Я даже не знала, что у меня такие хорошие нервы! Когда все началось, мои страхи совершенно улетучились, и я ко всему подходила с холодным спокойствием.
Устные испытания проходили после обеда. Однако мы не пошли домой. Мы прогуливались около школы, исписывая формулами разные части тела.
И второй шаг в жизнь вышел у меня удачным. На все вопросы я ответила без ошибки.
Наша группа освободилась раньше, и я подождала Еву. Она вышла, сияя улыбкой, и похвалилась, что ей достались самые трудные вопросы, но она на все ответила. Это меня обрадовало, но потом я стала сомневаться — вдруг ей так только показалось. Но уж когда Ева по дороге домой начала подтрунивать над тем, как я побледнела от страха, а ей все нипочем, тогда только я поверила, что ей повезло. Она уже совсем была в своей тарелке, и хвасталась, и меня жалела, что у меня такие никудышные нервы. Мы даже немножко поссорились, но не очень. Слишком я хорошо ее знаю!
За письменную по математике Ева уже совсем перестала переживать. Зато я — нет!
— Не будь такой уверенной, — смеялась Ева. — Вполне вероятно, что у меня все правильно, а у тебя нет!
Ну едва ли! Однако, если так, то шансы наши уравнялись!
Потом Ева рассказала, как отличилась на экзамене Бабинская. Только пусть мне никто не говорит, что после девяти лет тупоумие Бабинской вдруг озарил луч мудрости! И как раз на экзамене! Так гениально подгадать мог бы разве боженька моей бабушки, да и тот бы ей такой милости не оказал, потому что Бабинская — грешная душа, она и обманывает, и людей оговаривает, и вечно у нее подозрительно много денег.
— Ради бога! — смеялась Ева. — Неужели ты думаешь, что она в самом деле все знала сама по себе? Ее папочка узнал в министерстве вопросы и целый месяц вбивал их ей в голову, пока она все не запомнила, все-таки ведь не абсолютная идиотка!
Стало быть, мы сели в лужу, как сказал бы Иван. Нас теперь спасут только колы в табеле Бабинской. Ладно, увидим, есть ли еще на свете хоть на грош справедливости!
21
Если кому-то кажется, что я из-за экзаменов забыла об Имро, то он ужасно ошибается. Что вы! Именно мысль о нем и поддерживала меня в самые тяжелые моменты.
Кто о нем, по видимости, забыл, так мои родители. Ни разу больше они не упомянули о том вечере. Только я не такая уж наивная, чтобы не понять причины. Они не хотели меня расстраивать перед экзаменами! Теперь, когда все это кончилось, они так будут за мной следить, что и не вздохнешь.
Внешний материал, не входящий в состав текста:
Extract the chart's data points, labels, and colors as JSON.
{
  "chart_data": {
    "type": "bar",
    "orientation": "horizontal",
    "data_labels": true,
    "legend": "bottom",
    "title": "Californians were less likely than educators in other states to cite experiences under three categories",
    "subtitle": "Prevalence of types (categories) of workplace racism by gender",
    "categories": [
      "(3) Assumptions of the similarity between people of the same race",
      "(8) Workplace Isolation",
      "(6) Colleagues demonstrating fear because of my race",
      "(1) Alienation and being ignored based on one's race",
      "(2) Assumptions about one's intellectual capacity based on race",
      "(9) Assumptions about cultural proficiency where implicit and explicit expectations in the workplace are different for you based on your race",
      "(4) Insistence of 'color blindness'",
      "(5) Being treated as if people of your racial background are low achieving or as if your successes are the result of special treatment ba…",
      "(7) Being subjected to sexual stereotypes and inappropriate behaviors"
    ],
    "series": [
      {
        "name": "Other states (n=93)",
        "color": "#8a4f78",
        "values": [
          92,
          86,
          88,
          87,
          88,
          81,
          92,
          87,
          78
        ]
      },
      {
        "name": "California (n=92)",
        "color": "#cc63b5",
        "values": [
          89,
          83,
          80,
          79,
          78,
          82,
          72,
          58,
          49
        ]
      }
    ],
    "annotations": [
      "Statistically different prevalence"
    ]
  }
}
Знаем!
Но пользу это все же принесло: если они хотели что-то против меня затеять, то неизбежно должны были начать разговаривать друг с другом. И не так уж глупо говорить бабушке: «Не было бы счастья, да несчастье помогло».
Веду себя дома тише воды, ниже травы. Только время от времени то попою, то попляшу при них, чтоб не внушать подозрений.
Отец по вечерам учит меня играть в шахматы. Перед ходами я долго думаю. И дольше всего сижу над доской, когда вспоминаю мой самый прекрасный вечер под ветром. Отец начинает тогда торопить меня, и я делаю такой гениально-глупый ход, что он хохочет.
— Чем дольше думаешь, тем хуже играешь!
Ха-ха! Он мог бы понять меня, только если бы имел аппарат для чтения мыслей. Ох! Не хотела бы я видеть тот ужас, когда какой-нибудь болван сконструирует такую кибернетическую машину. То-то его поблагодарит вся молодежь на свете! Будем надеяться, что к тому времени я состарюсь. И уж наверняка не сделаю я такую подлость, не стану применять аппарат против собственных детей.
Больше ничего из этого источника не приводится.